Did Water Shortages Cause the Collapse of Civilisations?Around 3,200 years ago, a number of flourishing civilizations on the eastern shores of the Mediterranean, virtually the entire world of the Bronze Age, collapsed and crumbled in a very short period of time.

The reasons for this collapse have baffled scientists and historians for many years. Recently though, a study of fossilised pollen particles retrieved from sediment at the bottom of the Sea of Galilee may have solved this mystery that has been intriguing archaeologists for decades. The study was published in Tel Aviv: Journal of the Institute of Archaeology of Tel Aviv University.

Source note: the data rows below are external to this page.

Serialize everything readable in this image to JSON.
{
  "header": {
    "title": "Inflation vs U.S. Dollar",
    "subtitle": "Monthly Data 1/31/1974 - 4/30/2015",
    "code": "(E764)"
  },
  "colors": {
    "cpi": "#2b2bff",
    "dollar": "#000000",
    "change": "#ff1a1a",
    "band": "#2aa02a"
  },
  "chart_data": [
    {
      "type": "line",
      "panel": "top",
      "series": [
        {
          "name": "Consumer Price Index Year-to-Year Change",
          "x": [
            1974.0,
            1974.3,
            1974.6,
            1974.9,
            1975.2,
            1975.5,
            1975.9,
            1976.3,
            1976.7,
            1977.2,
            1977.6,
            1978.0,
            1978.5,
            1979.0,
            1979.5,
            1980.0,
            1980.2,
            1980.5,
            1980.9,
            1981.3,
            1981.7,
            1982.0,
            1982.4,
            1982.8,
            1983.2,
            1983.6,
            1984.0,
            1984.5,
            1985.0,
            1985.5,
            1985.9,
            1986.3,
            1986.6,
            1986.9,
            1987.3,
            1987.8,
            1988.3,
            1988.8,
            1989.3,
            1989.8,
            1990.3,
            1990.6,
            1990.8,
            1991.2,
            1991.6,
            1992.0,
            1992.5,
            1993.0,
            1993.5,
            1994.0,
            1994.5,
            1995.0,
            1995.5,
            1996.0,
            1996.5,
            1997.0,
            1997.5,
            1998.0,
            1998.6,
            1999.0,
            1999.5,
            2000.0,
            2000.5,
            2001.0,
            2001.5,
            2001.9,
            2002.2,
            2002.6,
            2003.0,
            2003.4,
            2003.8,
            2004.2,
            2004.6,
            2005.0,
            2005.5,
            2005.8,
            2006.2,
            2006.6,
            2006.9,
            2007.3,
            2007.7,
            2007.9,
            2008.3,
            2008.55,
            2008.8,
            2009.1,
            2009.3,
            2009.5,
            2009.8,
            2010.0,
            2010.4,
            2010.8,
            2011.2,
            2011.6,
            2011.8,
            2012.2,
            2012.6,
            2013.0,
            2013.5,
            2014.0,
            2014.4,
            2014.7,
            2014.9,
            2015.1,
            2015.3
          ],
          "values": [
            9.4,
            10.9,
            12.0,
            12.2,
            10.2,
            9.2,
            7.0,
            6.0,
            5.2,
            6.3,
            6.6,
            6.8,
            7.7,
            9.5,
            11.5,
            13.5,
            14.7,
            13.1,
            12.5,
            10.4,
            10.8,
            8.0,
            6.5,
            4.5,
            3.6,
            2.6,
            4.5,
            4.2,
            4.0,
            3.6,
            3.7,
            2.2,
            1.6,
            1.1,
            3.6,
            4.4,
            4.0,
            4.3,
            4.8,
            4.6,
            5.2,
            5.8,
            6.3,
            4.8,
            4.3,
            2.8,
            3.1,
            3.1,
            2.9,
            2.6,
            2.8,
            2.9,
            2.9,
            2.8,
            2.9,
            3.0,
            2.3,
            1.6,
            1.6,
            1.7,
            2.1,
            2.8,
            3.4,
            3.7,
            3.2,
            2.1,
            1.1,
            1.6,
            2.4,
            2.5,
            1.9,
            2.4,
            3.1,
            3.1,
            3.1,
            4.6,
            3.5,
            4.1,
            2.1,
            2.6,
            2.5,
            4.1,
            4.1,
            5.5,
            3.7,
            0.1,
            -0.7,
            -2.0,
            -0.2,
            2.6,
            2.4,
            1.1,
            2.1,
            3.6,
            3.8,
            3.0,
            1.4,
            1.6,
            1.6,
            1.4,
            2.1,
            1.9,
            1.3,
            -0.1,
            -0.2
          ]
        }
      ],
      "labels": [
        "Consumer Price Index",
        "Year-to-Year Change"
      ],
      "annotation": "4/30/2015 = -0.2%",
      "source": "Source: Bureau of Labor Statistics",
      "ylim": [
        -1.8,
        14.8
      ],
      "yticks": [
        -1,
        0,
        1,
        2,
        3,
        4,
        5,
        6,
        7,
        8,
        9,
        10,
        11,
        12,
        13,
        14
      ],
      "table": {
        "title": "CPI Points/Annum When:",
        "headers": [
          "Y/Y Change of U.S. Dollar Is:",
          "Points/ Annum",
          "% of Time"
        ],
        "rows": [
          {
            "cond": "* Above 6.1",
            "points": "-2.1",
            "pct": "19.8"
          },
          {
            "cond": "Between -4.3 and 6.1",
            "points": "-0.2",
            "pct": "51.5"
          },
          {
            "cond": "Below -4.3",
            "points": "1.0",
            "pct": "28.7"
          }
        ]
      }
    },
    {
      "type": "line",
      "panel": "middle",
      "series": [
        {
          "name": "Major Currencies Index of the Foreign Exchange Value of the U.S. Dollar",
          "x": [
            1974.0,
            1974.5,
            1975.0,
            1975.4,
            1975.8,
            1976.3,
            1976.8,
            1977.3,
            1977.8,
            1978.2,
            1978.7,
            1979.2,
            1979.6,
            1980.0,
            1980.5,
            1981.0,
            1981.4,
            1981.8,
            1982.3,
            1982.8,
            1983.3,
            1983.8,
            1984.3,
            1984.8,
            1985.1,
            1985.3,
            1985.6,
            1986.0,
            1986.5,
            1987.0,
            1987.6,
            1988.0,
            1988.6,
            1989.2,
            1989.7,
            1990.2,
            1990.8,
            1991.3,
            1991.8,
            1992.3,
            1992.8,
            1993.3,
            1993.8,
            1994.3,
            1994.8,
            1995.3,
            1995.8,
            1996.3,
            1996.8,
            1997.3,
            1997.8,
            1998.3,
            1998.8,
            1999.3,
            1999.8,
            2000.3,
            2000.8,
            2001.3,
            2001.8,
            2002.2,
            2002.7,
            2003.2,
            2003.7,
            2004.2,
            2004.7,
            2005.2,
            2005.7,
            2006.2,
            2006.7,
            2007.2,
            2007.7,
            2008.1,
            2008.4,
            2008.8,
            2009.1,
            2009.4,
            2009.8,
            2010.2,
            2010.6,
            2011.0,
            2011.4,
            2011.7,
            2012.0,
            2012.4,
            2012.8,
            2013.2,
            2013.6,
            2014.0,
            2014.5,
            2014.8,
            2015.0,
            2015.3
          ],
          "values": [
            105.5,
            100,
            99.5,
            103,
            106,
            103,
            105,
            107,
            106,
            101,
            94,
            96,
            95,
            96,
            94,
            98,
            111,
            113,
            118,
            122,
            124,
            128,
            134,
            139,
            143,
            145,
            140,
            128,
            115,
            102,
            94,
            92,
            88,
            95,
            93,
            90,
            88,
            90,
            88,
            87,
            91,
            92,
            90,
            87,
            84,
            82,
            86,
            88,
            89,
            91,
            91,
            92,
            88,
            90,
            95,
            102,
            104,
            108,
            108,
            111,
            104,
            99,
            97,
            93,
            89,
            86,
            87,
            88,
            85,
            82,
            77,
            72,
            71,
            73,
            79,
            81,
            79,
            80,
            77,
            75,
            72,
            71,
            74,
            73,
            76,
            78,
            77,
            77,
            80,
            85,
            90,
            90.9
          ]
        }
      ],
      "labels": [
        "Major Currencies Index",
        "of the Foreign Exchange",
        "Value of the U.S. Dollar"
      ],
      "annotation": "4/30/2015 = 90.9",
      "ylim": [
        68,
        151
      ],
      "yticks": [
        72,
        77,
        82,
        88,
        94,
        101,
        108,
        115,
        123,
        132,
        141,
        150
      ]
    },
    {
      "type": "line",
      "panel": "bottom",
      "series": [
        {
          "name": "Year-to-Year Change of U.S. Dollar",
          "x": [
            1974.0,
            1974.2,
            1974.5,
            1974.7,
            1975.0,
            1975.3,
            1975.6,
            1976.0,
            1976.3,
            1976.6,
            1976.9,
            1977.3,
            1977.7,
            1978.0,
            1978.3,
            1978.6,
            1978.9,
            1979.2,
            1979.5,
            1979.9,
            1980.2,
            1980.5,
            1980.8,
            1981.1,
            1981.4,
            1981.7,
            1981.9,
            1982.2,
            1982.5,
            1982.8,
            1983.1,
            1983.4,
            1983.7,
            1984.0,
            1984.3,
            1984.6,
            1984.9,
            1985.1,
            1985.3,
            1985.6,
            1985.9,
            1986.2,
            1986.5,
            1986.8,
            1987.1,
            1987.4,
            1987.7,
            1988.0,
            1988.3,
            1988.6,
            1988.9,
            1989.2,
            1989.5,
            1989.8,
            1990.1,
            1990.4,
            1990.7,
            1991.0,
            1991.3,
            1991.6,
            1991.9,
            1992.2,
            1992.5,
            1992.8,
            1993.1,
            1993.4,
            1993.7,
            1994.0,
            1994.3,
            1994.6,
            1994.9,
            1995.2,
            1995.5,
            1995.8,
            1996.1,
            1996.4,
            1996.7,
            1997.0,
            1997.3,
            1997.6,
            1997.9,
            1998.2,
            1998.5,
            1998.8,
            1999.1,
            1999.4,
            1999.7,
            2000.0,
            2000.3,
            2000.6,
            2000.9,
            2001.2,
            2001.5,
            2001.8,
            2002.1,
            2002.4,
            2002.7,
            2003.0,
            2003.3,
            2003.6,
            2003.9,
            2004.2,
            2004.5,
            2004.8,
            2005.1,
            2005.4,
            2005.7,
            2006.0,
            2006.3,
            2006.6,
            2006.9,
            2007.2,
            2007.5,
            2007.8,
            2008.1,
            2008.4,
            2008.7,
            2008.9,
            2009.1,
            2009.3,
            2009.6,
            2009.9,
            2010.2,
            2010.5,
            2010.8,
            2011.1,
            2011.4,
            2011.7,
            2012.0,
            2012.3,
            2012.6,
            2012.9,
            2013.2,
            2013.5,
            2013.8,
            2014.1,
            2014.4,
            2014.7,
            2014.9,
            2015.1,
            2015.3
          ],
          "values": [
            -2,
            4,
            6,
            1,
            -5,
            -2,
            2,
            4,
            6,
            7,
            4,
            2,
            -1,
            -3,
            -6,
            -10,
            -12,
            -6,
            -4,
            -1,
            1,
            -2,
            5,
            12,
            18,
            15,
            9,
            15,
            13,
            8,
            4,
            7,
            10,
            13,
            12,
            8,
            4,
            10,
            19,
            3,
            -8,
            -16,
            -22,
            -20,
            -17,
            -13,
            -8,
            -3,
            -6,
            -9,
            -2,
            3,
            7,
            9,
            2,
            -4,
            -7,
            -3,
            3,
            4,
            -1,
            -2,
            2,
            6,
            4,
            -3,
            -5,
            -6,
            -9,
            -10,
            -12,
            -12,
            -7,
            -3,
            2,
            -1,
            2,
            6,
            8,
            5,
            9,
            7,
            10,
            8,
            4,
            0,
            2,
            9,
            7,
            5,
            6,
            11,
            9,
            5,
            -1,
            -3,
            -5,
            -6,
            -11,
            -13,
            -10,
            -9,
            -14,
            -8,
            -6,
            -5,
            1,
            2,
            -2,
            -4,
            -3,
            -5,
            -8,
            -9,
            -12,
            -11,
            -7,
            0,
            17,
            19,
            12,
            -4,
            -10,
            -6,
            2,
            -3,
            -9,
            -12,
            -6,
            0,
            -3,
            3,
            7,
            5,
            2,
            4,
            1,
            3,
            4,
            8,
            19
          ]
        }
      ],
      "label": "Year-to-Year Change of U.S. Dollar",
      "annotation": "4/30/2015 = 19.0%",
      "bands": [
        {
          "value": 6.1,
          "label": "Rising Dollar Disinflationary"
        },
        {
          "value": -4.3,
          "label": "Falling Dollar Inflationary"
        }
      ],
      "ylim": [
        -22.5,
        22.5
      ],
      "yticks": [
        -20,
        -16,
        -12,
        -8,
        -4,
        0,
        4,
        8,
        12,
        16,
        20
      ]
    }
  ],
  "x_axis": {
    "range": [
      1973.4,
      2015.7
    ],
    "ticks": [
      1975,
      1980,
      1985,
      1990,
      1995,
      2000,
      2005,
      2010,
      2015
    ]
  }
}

According to Israel Finkelstein, an archaeologist at the Institute of Archaeology at Tel Aviv University and one of the lead scientists of the study,  “The Hittite Empire, Egypt of the pharaohs, the Mycenaean culture in Greece, the copper-producing kingdom located on the island of Cyprus, the great trade emporium of Ugarit on the Syrian coast, and the Canaanite city—states under Egyptian hegemony—all disappeared and only after a while were replaced by the territorial kingdoms of the Iron Age, including Israel and Judah.”

[Source: National Geographic]

While it was thought for many years that sudden natural disasters, pestilence or wars were the cause, Finkelstein and his colleagues believe that their study has at last found the real culprit; a succession of severe droughts spread over 150-years from around 1250 BCE to about 1100 BCE, dates they believe to be fairly accurate as indicated by the sampling of sediment deposited over the past 9,000 years that were taken from the bottom of the Sea of Galilee.

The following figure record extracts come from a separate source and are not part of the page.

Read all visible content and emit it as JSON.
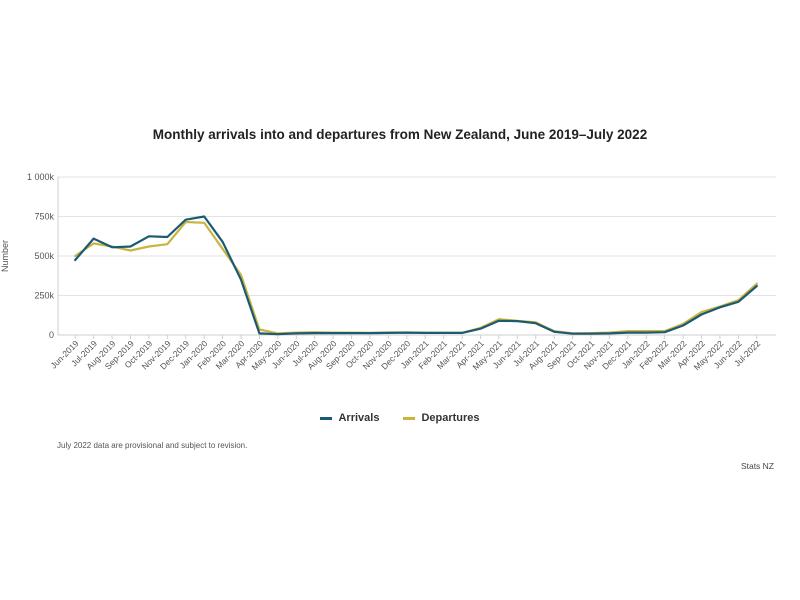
{
  "chart_data": {
    "type": "line",
    "title": "Monthly arrivals into and departures from New Zealand, June 2019–July 2022",
    "ylabel": "Number",
    "xlabel": "",
    "ylim": [
      0,
      1000000
    ],
    "yticks": [
      {
        "value": 0,
        "label": "0"
      },
      {
        "value": 250000,
        "label": "250k"
      },
      {
        "value": 500000,
        "label": "500k"
      },
      {
        "value": 750000,
        "label": "750k"
      },
      {
        "value": 1000000,
        "label": "1 000k"
      }
    ],
    "categories": [
      "Jun-2019",
      "Jul-2019",
      "Aug-2019",
      "Sep-2019",
      "Oct-2019",
      "Nov-2019",
      "Dec-2019",
      "Jan-2020",
      "Feb-2020",
      "Mar-2020",
      "Apr-2020",
      "May-2020",
      "Jun-2020",
      "Jul-2020",
      "Aug-2020",
      "Sep-2020",
      "Oct-2020",
      "Nov-2020",
      "Dec-2020",
      "Jan-2021",
      "Feb-2021",
      "Mar-2021",
      "Apr-2021",
      "May-2021",
      "Jun-2021",
      "Jul-2021",
      "Aug-2021",
      "Sep-2021",
      "Oct-2021",
      "Nov-2021",
      "Dec-2021",
      "Jan-2022",
      "Feb-2022",
      "Mar-2022",
      "Apr-2022",
      "May-2022",
      "Jun-2022",
      "Jul-2022"
    ],
    "series": [
      {
        "name": "Arrivals",
        "color": "#1b5a73",
        "values": [
          475000,
          610000,
          555000,
          560000,
          625000,
          620000,
          730000,
          750000,
          590000,
          350000,
          10000,
          5000,
          10000,
          12000,
          12000,
          12000,
          12000,
          13000,
          15000,
          13000,
          13000,
          13000,
          40000,
          90000,
          88000,
          75000,
          20000,
          8000,
          8000,
          10000,
          15000,
          15000,
          18000,
          60000,
          130000,
          175000,
          210000,
          310000
        ]
      },
      {
        "name": "Departures",
        "color": "#c9b43f",
        "values": [
          500000,
          580000,
          560000,
          535000,
          560000,
          575000,
          715000,
          710000,
          545000,
          380000,
          35000,
          10000,
          15000,
          18000,
          15000,
          15000,
          14000,
          16000,
          16000,
          14000,
          14000,
          14000,
          45000,
          100000,
          90000,
          80000,
          25000,
          10000,
          12000,
          15000,
          25000,
          25000,
          25000,
          70000,
          145000,
          180000,
          220000,
          325000
        ]
      }
    ],
    "grid": true,
    "legend_position": "bottom"
  },
  "legend": {
    "arrivals": "Arrivals",
    "departures": "Departures",
    "arrivals_color": "#1b5a73",
    "departures_color": "#c9b43f"
  },
  "footnote": "July 2022 data are provisional and subject to revision.",
  "source": "Stats NZ"
}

Dafna Langgut, a University of Tel Aviv palynologist (one who studies ancient pollens), stated that by studying pollen samples taken at 40-year intervals between 3200 BCE and 500 BCE, they were able to monitor changes in the vegetation as “Pollen grains are the ‘fingerprints’ of plants.”

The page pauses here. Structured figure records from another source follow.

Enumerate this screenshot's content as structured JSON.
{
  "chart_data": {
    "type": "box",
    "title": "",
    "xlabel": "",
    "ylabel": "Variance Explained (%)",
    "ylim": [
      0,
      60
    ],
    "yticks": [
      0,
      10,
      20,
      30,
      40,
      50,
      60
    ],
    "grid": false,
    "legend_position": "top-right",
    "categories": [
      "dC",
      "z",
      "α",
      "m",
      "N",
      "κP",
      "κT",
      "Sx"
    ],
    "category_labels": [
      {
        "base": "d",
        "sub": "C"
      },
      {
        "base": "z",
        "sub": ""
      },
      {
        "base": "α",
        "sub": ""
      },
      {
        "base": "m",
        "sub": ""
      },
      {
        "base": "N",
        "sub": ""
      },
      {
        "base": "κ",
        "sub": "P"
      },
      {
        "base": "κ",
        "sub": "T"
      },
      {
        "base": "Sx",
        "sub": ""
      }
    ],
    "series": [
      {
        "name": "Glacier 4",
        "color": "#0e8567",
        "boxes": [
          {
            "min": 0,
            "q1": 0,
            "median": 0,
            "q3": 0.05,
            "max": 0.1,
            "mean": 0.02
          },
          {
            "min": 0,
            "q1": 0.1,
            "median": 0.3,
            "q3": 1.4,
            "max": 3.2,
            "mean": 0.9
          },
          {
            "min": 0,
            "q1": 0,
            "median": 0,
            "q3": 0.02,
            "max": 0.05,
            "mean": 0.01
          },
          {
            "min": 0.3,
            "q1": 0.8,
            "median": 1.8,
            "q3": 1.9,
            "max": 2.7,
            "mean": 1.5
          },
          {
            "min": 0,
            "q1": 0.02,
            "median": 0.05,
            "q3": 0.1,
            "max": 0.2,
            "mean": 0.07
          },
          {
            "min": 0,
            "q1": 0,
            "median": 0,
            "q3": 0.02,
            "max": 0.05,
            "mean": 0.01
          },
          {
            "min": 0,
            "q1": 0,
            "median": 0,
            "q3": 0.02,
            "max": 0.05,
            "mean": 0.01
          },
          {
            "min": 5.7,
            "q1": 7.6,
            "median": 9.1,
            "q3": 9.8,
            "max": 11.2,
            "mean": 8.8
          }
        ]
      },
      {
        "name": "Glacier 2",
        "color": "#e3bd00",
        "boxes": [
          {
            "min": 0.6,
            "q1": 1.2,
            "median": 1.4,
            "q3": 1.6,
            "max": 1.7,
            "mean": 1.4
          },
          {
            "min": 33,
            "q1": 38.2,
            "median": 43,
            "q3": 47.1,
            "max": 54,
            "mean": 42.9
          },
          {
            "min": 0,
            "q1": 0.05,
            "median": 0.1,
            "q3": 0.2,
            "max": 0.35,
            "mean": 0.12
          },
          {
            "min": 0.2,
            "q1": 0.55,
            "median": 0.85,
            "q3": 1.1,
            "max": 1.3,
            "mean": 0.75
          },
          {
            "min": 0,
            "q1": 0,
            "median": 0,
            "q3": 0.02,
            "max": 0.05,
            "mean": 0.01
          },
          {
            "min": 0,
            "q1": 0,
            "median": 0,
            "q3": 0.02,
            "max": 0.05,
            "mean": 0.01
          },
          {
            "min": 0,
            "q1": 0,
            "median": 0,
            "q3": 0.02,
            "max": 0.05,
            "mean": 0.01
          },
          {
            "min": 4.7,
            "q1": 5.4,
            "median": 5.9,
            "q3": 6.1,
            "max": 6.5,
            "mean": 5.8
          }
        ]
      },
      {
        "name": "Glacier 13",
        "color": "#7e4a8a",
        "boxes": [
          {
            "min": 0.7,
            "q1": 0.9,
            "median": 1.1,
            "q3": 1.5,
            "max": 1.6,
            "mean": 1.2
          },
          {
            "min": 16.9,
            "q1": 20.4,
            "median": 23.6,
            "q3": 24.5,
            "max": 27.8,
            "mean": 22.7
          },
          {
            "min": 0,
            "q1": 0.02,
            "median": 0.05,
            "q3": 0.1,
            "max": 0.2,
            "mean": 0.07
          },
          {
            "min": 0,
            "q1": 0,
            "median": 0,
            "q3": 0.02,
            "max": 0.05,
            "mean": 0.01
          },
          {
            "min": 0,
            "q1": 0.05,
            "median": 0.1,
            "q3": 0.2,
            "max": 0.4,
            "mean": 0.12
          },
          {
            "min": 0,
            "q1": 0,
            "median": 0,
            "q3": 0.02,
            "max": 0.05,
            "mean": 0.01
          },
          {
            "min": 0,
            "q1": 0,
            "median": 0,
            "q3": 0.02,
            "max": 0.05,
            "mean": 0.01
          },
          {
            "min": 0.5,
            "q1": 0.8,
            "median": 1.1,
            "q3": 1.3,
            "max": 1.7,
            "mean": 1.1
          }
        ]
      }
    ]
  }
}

The study revealed a sharp decline in pines, oaks and carob trees, traditionally found in the Mediterranean in the Late Bronze Age, around 1250 BCE. Around the same time there was a marked increase in plants usually found in semi-arid desert regions. A drop in the number of olive trees also indicated that horticulture was on the wane at this time. All of these signs point to regular and sustained droughts in the area at the time.

The study reveals “… that climate change can be seen as a sort of a ‘prime mover’ that initiated other processes,” according to Finkelstein who believes that “groups of people in the northern regions were uprooted from their homes because of destruction of the agricultural output, and [they] started moving in search of food. They could have pushed other groups to move by land and sea. And this in turn caused destructions and disruption of the delicate trade system of the eastern Mediterranean.”

We should pay heed to this study, seeing that the world is currently facing similar climate changes that are creating many arid regions where nature flourished previously.